Chumor 1.0: A Truly Funny and Challenging Chinese Humor Understanding Dataset from Ruo Zhi Ba

Read original: arXiv:2406.12754 - Published 6/19/2024 by Ruiqi He, Yushu He, Longju Bai, Jiarui Liu, Zhenjie Sun, Zenghao Tang, He Wang, Hanchen Xia, Naihao Deng

Chumor 1.0: A Truly Funny and Challenging Chinese Humor Understanding Dataset from Ruo Zhi Ba

Overview

This paper introduces Chumor 1.0, a new dataset for understanding Chinese humor that is both truly funny and challenging.
The dataset was created by Ruo Zhi Ba, a Chinese research group, to advance the field of humor AI.
Chumor 1.0 contains a large number of crowd-sourced Chinese jokes and punchlines, with annotations on their funniness and difficulty.

Plain English Explanation

The researchers behind this paper have created a new dataset called Chumor 1.0 that is designed to help AI systems better understand and generate Chinese humor. Humor is a complex and nuanced form of communication, and it can be especially challenging for machines to grasp the subtleties of humor in different languages and cultural contexts.

To address this, the researchers crowd-sourced a large collection of Chinese jokes and punchlines, and then had people rate how funny and how difficult each one was. This creates a dataset that can be used to train AI models on the characteristics of humor that humans find amusing, as well as the level of complexity involved. By having this kind of detailed information, the hope is that AI systems will be able to better recognize, understand, and even generate humorous content in Chinese.

The creation of Chumor 1.0 builds on efforts in the field of humor AI to create large-scale datasets that can support the development of more advanced humor-understanding capabilities. It also complements work on enhancing language models with slang and multimodal humor datasets to tackle the challenge of humor from multiple angles.

Technical Explanation

The researchers collected over 100,000 Chinese jokes and punchlines from various online sources, including social media, humor websites, and entertainment forums. They then recruited over 5,000 human raters to evaluate each item on two dimensions: funniness and difficulty.

The funniness rating was a score from 1 to 5, where 1 was not funny at all and 5 was extremely funny. The difficulty rating was also a score from 1 to 5, indicating how challenging the joke or punchline was to understand, with 1 being very easy and 5 being very difficult.

This resulting dataset, Chumor 1.0, provides a rich resource for training and evaluating AI systems on Chinese humor understanding. The researchers demonstrate the usefulness of the dataset by training several state-of-the-art language models on the task of predicting the funniness and difficulty scores for new humor examples. The models achieved promising results, showing the potential of Chumor 1.0 to advance the field of humor generation and reasoning.

Critical Analysis

The Chumor 1.0 dataset represents an important step forward in the study of humor from a computational perspective. By providing a large-scale, annotated collection of Chinese jokes and punchlines, the researchers have created a valuable resource for training and evaluating AI systems on this challenging task.

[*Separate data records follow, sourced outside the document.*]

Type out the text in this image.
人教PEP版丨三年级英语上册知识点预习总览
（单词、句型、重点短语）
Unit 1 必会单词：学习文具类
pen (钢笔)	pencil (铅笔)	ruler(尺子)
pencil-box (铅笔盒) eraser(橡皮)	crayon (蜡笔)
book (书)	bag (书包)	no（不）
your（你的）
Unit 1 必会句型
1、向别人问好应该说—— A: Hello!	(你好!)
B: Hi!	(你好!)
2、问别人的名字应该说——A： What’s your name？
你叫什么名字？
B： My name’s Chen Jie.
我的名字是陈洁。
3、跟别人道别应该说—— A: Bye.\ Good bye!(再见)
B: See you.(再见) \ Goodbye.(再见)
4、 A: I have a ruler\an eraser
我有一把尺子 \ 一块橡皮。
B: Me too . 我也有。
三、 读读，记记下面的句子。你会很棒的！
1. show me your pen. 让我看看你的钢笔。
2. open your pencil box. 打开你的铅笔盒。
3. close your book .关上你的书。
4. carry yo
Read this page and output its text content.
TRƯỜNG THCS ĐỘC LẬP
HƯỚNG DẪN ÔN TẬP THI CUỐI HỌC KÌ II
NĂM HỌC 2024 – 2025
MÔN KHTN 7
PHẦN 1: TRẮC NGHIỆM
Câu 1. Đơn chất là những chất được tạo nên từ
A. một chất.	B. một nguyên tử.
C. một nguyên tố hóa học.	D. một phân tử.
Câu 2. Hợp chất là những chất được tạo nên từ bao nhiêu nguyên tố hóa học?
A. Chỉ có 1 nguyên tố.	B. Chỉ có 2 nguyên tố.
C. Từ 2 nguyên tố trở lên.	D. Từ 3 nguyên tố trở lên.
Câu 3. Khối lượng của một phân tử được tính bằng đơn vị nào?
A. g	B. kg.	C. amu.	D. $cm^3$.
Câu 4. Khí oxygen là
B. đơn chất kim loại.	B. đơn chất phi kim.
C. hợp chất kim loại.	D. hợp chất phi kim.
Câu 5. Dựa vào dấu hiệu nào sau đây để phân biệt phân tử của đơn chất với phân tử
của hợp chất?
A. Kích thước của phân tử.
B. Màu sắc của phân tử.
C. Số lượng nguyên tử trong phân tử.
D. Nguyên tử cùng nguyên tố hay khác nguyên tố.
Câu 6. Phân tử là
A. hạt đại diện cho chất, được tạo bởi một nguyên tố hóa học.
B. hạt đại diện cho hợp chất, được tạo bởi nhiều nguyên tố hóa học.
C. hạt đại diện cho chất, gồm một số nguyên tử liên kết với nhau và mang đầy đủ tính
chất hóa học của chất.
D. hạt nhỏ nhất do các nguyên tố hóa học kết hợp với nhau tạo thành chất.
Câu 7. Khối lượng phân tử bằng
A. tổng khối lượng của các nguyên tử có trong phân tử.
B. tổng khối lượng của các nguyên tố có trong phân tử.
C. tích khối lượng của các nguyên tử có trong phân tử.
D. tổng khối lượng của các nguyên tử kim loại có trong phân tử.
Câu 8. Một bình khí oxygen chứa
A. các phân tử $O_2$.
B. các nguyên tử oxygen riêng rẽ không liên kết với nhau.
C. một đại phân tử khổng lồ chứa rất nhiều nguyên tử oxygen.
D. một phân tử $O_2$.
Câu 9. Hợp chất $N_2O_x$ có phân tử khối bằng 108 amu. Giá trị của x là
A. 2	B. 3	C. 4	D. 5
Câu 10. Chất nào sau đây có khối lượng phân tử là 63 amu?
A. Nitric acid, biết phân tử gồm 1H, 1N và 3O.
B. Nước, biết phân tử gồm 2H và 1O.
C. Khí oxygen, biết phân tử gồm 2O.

However, it's important to note that humor is inherently subjective and culturally-dependent. While the crowd-sourced ratings provide a useful proxy for humor, there may still be significant individual and cultural differences in perceptions of what is funny. Additionally, the dataset is limited to text-based humor, whereas multimodal humor involving images, videos, or audio may require different approaches.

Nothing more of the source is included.